Chase couldn't be happier about the commotion. And those new walnut floors? They're tough enough to take the beating. Like most everything in Chase's new home, they were planned with grandkids in mind.
Becoming a grandmother was what prompted Chase and her husband, Mike, to build their house in the first place. "What changed was grandchildren," said Jackie. The couple's previous home in Sunfish Lake, which they'd built to their specifications a decade earlier, was designed for adults.
"There was no place to run. It was not a house for kids," she said. "As you start having grandchildren, you don't want them to go downstairs and play in the basement. You want to be involved."
Downsizing was off the table. "Everybody my age is moving to a condo," said Jackie, 62, who recently retired from a career in employment law and human resources and is now starting a consulting business.

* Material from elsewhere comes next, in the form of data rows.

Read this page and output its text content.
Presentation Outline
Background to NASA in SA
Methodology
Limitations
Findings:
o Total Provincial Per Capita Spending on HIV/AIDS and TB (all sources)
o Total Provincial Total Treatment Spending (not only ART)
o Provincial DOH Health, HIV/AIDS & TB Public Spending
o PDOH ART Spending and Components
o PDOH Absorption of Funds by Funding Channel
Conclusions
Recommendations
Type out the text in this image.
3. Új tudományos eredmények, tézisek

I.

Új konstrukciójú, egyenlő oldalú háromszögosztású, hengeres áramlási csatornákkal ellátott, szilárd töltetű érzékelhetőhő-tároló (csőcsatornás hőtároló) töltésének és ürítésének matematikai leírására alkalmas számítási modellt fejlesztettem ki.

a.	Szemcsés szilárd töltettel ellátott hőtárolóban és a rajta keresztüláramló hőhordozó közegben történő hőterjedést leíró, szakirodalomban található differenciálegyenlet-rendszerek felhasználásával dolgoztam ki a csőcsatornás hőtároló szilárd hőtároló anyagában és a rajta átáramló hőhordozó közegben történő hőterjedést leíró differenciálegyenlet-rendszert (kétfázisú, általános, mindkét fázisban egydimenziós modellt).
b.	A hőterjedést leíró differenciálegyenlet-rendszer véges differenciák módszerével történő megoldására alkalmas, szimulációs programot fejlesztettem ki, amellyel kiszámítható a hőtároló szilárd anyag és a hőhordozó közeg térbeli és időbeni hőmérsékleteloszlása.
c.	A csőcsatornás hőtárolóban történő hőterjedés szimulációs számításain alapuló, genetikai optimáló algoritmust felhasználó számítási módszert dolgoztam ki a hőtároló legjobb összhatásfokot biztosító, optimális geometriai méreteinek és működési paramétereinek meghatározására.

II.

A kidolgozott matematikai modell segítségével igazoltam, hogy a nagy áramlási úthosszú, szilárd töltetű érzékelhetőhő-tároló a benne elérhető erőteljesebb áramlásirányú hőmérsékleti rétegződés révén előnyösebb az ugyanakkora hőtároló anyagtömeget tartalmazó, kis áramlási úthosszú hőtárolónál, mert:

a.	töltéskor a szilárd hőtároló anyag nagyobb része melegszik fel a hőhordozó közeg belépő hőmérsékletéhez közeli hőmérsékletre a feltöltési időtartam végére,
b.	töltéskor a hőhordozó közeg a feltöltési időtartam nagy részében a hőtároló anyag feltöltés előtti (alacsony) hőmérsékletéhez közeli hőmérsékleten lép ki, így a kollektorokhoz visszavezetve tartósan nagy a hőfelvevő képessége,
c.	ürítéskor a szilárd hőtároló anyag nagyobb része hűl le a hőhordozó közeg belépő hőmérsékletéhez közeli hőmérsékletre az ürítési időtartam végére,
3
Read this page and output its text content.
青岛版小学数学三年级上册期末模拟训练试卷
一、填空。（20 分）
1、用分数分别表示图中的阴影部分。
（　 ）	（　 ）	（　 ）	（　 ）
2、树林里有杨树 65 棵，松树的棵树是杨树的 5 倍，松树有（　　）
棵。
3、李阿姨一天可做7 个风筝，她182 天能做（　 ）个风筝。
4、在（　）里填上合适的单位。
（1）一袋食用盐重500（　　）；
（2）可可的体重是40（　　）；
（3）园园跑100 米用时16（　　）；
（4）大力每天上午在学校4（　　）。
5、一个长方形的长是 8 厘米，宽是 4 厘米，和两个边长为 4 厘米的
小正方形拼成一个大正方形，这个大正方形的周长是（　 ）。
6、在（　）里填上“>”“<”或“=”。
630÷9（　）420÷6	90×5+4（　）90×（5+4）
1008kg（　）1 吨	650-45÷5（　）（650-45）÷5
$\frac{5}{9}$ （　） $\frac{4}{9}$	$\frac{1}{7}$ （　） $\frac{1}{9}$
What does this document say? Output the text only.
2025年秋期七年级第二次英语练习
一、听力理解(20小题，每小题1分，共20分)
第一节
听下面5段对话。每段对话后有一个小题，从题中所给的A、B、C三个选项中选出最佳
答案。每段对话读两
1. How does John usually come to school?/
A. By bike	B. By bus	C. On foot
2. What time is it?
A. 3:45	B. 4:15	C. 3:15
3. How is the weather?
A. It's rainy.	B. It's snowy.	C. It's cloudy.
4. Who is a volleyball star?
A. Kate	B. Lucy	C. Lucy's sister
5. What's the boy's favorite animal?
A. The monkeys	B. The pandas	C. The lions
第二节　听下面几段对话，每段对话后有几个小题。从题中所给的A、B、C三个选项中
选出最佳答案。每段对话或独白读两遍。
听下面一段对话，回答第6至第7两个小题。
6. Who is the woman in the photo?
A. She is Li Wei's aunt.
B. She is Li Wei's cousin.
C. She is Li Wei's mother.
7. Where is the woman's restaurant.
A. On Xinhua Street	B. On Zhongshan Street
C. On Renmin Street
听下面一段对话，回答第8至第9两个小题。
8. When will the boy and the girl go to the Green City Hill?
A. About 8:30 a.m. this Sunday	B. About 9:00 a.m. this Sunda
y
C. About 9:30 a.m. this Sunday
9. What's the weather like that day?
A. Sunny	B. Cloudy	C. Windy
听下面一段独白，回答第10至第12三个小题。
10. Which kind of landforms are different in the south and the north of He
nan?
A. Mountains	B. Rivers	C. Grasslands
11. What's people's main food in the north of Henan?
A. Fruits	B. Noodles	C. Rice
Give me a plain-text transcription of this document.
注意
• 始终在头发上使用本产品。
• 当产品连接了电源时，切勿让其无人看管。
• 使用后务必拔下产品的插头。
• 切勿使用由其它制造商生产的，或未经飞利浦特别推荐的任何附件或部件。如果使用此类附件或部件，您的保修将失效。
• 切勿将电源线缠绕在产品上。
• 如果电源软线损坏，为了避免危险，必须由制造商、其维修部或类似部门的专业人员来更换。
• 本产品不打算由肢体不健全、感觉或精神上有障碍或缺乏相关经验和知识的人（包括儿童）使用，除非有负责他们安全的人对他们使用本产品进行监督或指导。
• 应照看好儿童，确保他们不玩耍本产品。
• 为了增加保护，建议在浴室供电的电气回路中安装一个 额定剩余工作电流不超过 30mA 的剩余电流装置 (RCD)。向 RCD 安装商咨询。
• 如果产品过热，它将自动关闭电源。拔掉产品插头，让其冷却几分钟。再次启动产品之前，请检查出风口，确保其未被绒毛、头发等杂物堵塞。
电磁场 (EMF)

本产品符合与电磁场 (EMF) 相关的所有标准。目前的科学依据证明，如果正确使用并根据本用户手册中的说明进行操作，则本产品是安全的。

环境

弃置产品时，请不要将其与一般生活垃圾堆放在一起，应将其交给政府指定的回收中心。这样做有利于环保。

Building a big house as a new retiree isn't the norm, she acknowledged, "but I've cautioned people my age not to downsize too much. Once you have grandchildren, you want places that work for them — where they can slam doors and throw things on the floor. ... It's all about your stage of life and embracing that."
Chase isn't the only empty nester who is rethinking the condo-in-retirement template, said her builder, Scott Santanni, owner of Santanni Custom Homes. "More people will be doing this," he predicted, building next-stage houses rather than downsizing to condos. "They still want a little garden, a little plot of grass, some individuality."